Normen
AVG §37;
AVG §45 Abs3;
AVG §66 Abs2;
AVG §66 Abs4;
FrPolG 1954 §14 Abs1;
FrPolG 1954 §2 Abs1;
VStG §24;
VStG §40 Abs1;
VStG §47 Abs1;
VStG §48 Abs1;
AVG §37;
AVG §45 Abs3;
AVG §66 Abs2;
AVG §66 Abs4;
FrPolG 1954 §14 Abs1;
FrPolG 1954 §2 Abs1;
VStG §24;
VStG §40 Abs1;
VStG §47 Abs1;
VStG §48 Abs1;
Spruch:
Der angefochtene Bescheid wird wegen Rechtswidrigkeit seines Inhaltes aufgehoben.
Der Bund hat dem Beschwerdeführer Aufwendungen in der Höhe von S 10.620,-- binnen zwei Wochen bei sonstiger Exekution zu ersetzen.
Begründung
Nachdem eine diesbezügliche Strafverfügung vom 24. Oktober 1988 durch rechtzeitige Erhebung eines nicht begründeten Einspruches des schon damals anwaltlich vertretenen Beschwerdeführers außer Kraft getreten war, erließ die Bezirkshauptmannschaft Bludenz ohne vorhergehender Aufforderung des Beschwerdeführers, sich zu rechtfertigen, unter dem Datum 9. Jänner 1989 gegenüber dem Beschwerdeführer ein Straferkenntnis, mit dem dieser einer Übertretung gemäß den §§ 2 Abs. 1 und 14 Abs. 1 Fremdenpolizeigesetz schuldig erkannt wurde, weil er sich vom 31. Juli 1988 bis zum 17. Oktober 1988 unter der Anschrift R, X-Straße, aufgehalten habe, obwohl er nicht im Besitz eines gültigen Sichtvermerkes gewesen sei. Gemäß § 14 Abs. 1 Fremdenpolizeigesetz wurde über den Beschwerdeführer eine Geldstrafe in der Höhe von S 1.000,-- (Ersatzarrest 60 Stunden) verhängt.

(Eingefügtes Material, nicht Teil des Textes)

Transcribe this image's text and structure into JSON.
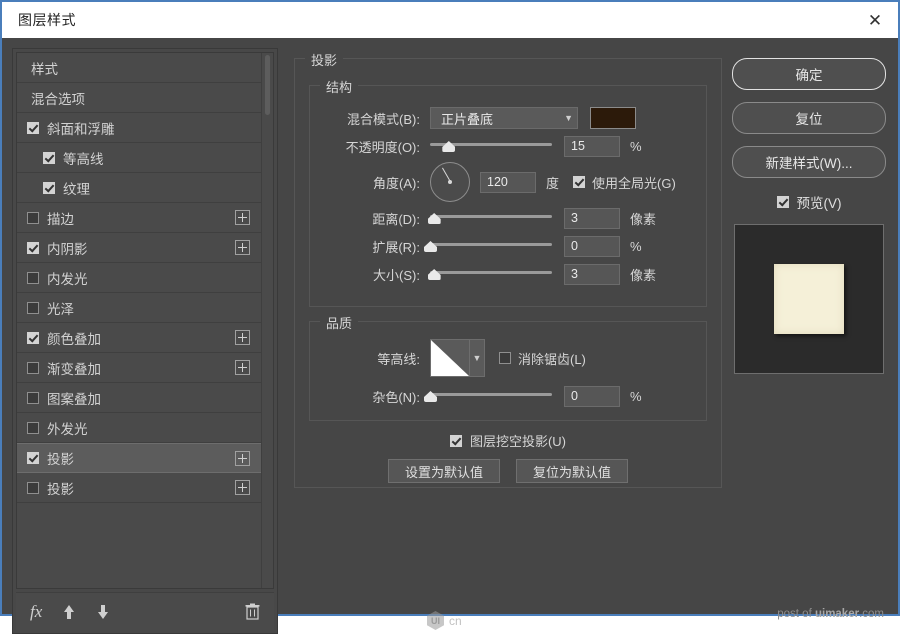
{
  "window": {
    "title": "图层样式",
    "close_icon": "close-icon"
  },
  "sidebar": {
    "items": [
      {
        "label": "样式",
        "type": "plain",
        "checked": null,
        "plus": false
      },
      {
        "label": "混合选项",
        "type": "plain",
        "checked": null,
        "plus": false
      },
      {
        "label": "斜面和浮雕",
        "type": "check",
        "checked": true,
        "plus": false
      },
      {
        "label": "等高线",
        "type": "sub",
        "checked": true,
        "plus": false
      },
      {
        "label": "纹理",
        "type": "sub",
        "checked": true,
        "plus": false
      },
      {
        "label": "描边",
        "type": "check",
        "checked": false,
        "plus": true
      },
      {
        "label": "内阴影",
        "type": "check",
        "checked": true,
        "plus": true
      },
      {
        "label": "内发光",
        "type": "check",
        "checked": false,
        "plus": false
      },
      {
        "label": "光泽",
        "type": "check",
        "checked": false,
        "plus": false
      },
      {
        "label": "颜色叠加",
        "type": "check",
        "checked": true,
        "plus": true
      },
      {
        "label": "渐变叠加",
        "type": "check",
        "checked": false,
        "plus": true
      },
      {
        "label": "图案叠加",
        "type": "check",
        "checked": false,
        "plus": false
      },
      {
        "label": "外发光",
        "type": "check",
        "checked": false,
        "plus": false
      },
      {
        "label": "投影",
        "type": "check",
        "checked": true,
        "plus": true,
        "selected": true
      },
      {
        "label": "投影",
        "type": "check",
        "checked": false,
        "plus": true
      }
    ],
    "toolbar": {
      "fx_icon": "fx-icon",
      "fx_label": "fx",
      "move_up_icon": "arrow-up-icon",
      "move_down_icon": "arrow-down-icon",
      "delete_icon": "trash-icon"
    }
  },
  "main": {
    "section_title": "投影",
    "structure": {
      "title": "结构",
      "blend_mode": {
        "label": "混合模式(B):",
        "value": "正片叠底",
        "caret_icon": "chevron-down-icon",
        "color": "#2c1a0a"
      },
      "opacity": {
        "label": "不透明度(O):",
        "value": "15",
        "unit": "%",
        "percent": 15
      },
      "angle": {
        "label": "角度(A):",
        "value": "120",
        "unit": "度",
        "use_global_light_label": "使用全局光(G)",
        "use_global_light_checked": true
      },
      "distance": {
        "label": "距离(D):",
        "value": "3",
        "unit": "像素",
        "percent": 3
      },
      "spread": {
        "label": "扩展(R):",
        "value": "0",
        "unit": "%",
        "percent": 0
      },
      "size": {
        "label": "大小(S):",
        "value": "3",
        "unit": "像素",
        "percent": 3
      }
    },
    "quality": {
      "title": "品质",
      "contour": {
        "label": "等高线:",
        "caret_icon": "chevron-down-icon",
        "antialias_label": "消除锯齿(L)",
        "antialias_checked": false
      },
      "noise": {
        "label": "杂色(N):",
        "value": "0",
        "unit": "%",
        "percent": 0
      }
    },
    "knockout": {
      "label": "图层挖空投影(U)",
      "checked": true
    },
    "buttons": {
      "set_default": "设置为默认值",
      "reset_default": "复位为默认值"
    }
  },
  "right": {
    "ok": "确定",
    "reset": "复位",
    "new_style": "新建样式(W)...",
    "preview_label": "预览(V)",
    "preview_checked": true
  },
  "watermarks": {
    "uicn_logo": "UI",
    "uicn_text": "cn",
    "uimaker_prefix": "post of ",
    "uimaker_name": "uimaker",
    "uimaker_tld": ".com"
  }
}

Begründend führte die Behörde erster Instanz im wesentlichen aus, es wäre laut Strafantrag der Abteilung III im Hause der Sichtvermerk des Beschwerdeführers mit 31. Juli 1988 abgelaufen. Erst am 17. Oktober 1988 habe der Beschwerdeführer einen neuerlichen Sichtvermerksantrag gestellt. Der Beschwerdeführer habe sich somit vom 31. Juli 1988 bis zum 17. Oktober 1988 im österreichischen Bundesgebiet aufgehalten, ohne im Besitz eines gültigen Sichtvermerkes zu sein.
In der vom Beschwerdeführer dagegen erhobenen Berufung wurde im wesentlichen nur geltend gemacht, das erstinstanzliche Verfahren sei mangelhaft geblieben, weil eine Aufforderung zur Rechtfertigung an den Beschwerdeführer nicht ergangen sei.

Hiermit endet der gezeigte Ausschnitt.